El portador de dicho nombre y apellido era lo que se pudiese considerar una persona modelo. Lett era un hombre inteligente, acaudalado, trabajador y serio; encajaba en el perfecto molde de la sociedad y, a su vez, su familia entera también lo hacía.

Su esposa, Berenna, era una mujer que podía mantener el perfecto equilibrio entre la vida de hogar y la laboral; sus hijos, Annia y Kyabe, unos niños perfectamente bien portados cuyos nombres aparecían sin falta en el cuadro de honor de la escuela privada a la que asistían.

Por su parte, la historia de vida de Lett era un verdadero modelo de superación personal. Nacido en el seno de una familia disfuncional, violenta y de escasos recursos, con un padre golpeador y una madre sumisa además de ciega ante el constante abuso que el jefe de familia cometía; siendo sus hijos las mayores víctimas de sus constantes ataques de ira. Durante años, se esforzó por ser el orgullo de sus profesores sacando las mejores calificaciones y dando lo máximo de él pese a su evidente desventaja económica, además de psicológica. También cabía recalcar que, su personalidad pasó de ser una realmente suave y empática, similar a la personalidad de su madre; a ser fuerte, imponente y más acorde al ideal masculino que tanto se celebraba en aquella época o en cualquier otra.

Sin duda, Lett era considerado uno de los mejores partidos para cualquier mujer.

Sin embargo, cuando las puertas de su hermosa y extensa casa se cerraban, el verdadero ambiente familiar salía a la luz. Los golpes, gritos y amenazas de muerte eran moneda corriente en aquel lugar, así como las escapadas de la adolescente de la familia y el constante miedo por parte del pequeño niño de diez años. En esa casa todos eran igual de miserables incluso con su posición económica relativamente acomodada.

Kyabe, el menor de los hermanos Salad; era un chico asustadizo, tímido, obediente y de pocas amistades, características que alguna vez se relacionaron con su padre en su juventud. Por supuesto, para este último el radical parecido tanto físico como de carácter que su hijo había resultado tener no era ni de lejos motivo de orgullo; en cambio, era motivo de una profunda vergüenza, vergüenza causada por la supuesta debilidad que el menor había heredado de él.

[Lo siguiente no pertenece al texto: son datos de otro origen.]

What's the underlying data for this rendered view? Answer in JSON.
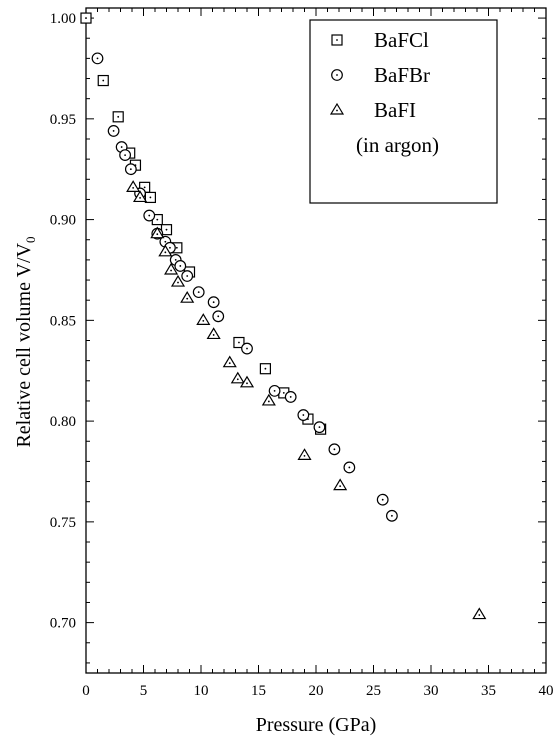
{
  "chart_data": {
    "type": "scatter",
    "xlabel": "Pressure (GPa)",
    "ylabel_main": "Relative cell volume V/V",
    "ylabel_subscript": "0",
    "xlim": [
      0,
      40
    ],
    "ylim": [
      0.675,
      1.005
    ],
    "x_ticks": [
      "0",
      "5",
      "10",
      "15",
      "20",
      "25",
      "30",
      "35",
      "40"
    ],
    "y_ticks": [
      "0.70",
      "0.75",
      "0.80",
      "0.85",
      "0.90",
      "0.95",
      "1.00"
    ],
    "legend_note": "(in argon)",
    "legend_position": "top-right",
    "series": [
      {
        "name": "BaFCl",
        "marker": "square",
        "points": [
          [
            0.0,
            1.0
          ],
          [
            1.5,
            0.969
          ],
          [
            2.8,
            0.951
          ],
          [
            3.8,
            0.933
          ],
          [
            4.3,
            0.927
          ],
          [
            5.1,
            0.916
          ],
          [
            5.6,
            0.911
          ],
          [
            6.2,
            0.9
          ],
          [
            7.0,
            0.895
          ],
          [
            7.9,
            0.886
          ],
          [
            9.0,
            0.874
          ],
          [
            13.3,
            0.839
          ],
          [
            15.6,
            0.826
          ],
          [
            17.2,
            0.814
          ],
          [
            19.3,
            0.801
          ],
          [
            20.4,
            0.796
          ]
        ]
      },
      {
        "name": "BaFBr",
        "marker": "circle",
        "points": [
          [
            1.0,
            0.98
          ],
          [
            2.4,
            0.944
          ],
          [
            3.1,
            0.936
          ],
          [
            3.4,
            0.932
          ],
          [
            3.9,
            0.925
          ],
          [
            4.7,
            0.913
          ],
          [
            5.5,
            0.902
          ],
          [
            6.2,
            0.893
          ],
          [
            6.9,
            0.889
          ],
          [
            7.3,
            0.886
          ],
          [
            7.8,
            0.88
          ],
          [
            8.2,
            0.877
          ],
          [
            8.8,
            0.872
          ],
          [
            9.8,
            0.864
          ],
          [
            11.1,
            0.859
          ],
          [
            11.5,
            0.852
          ],
          [
            14.0,
            0.836
          ],
          [
            16.4,
            0.815
          ],
          [
            17.8,
            0.812
          ],
          [
            18.9,
            0.803
          ],
          [
            20.3,
            0.797
          ],
          [
            21.6,
            0.786
          ],
          [
            22.9,
            0.777
          ],
          [
            25.8,
            0.761
          ],
          [
            26.6,
            0.753
          ]
        ]
      },
      {
        "name": "BaFI",
        "marker": "triangle",
        "points": [
          [
            4.1,
            0.916
          ],
          [
            4.7,
            0.911
          ],
          [
            6.2,
            0.893
          ],
          [
            6.9,
            0.884
          ],
          [
            7.4,
            0.875
          ],
          [
            8.0,
            0.869
          ],
          [
            8.8,
            0.861
          ],
          [
            10.2,
            0.85
          ],
          [
            11.1,
            0.843
          ],
          [
            12.5,
            0.829
          ],
          [
            13.2,
            0.821
          ],
          [
            14.0,
            0.819
          ],
          [
            15.9,
            0.81
          ],
          [
            19.0,
            0.783
          ],
          [
            22.1,
            0.768
          ],
          [
            34.2,
            0.704
          ]
        ]
      }
    ]
  }
}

Kyabe nunca fue capaz de hacer sentir orgulloso a su padre. Su sensibilidad, afable carácter e incapacidad de ser agresivo eran suficiente justificación para recibir constantes insultos y vejaciones por parte de su progenitor, así como expresiones de asco por parte de su madre al parecerle su existencia un enorme recordatorio del error que cometió al casarse y haberlo tenido.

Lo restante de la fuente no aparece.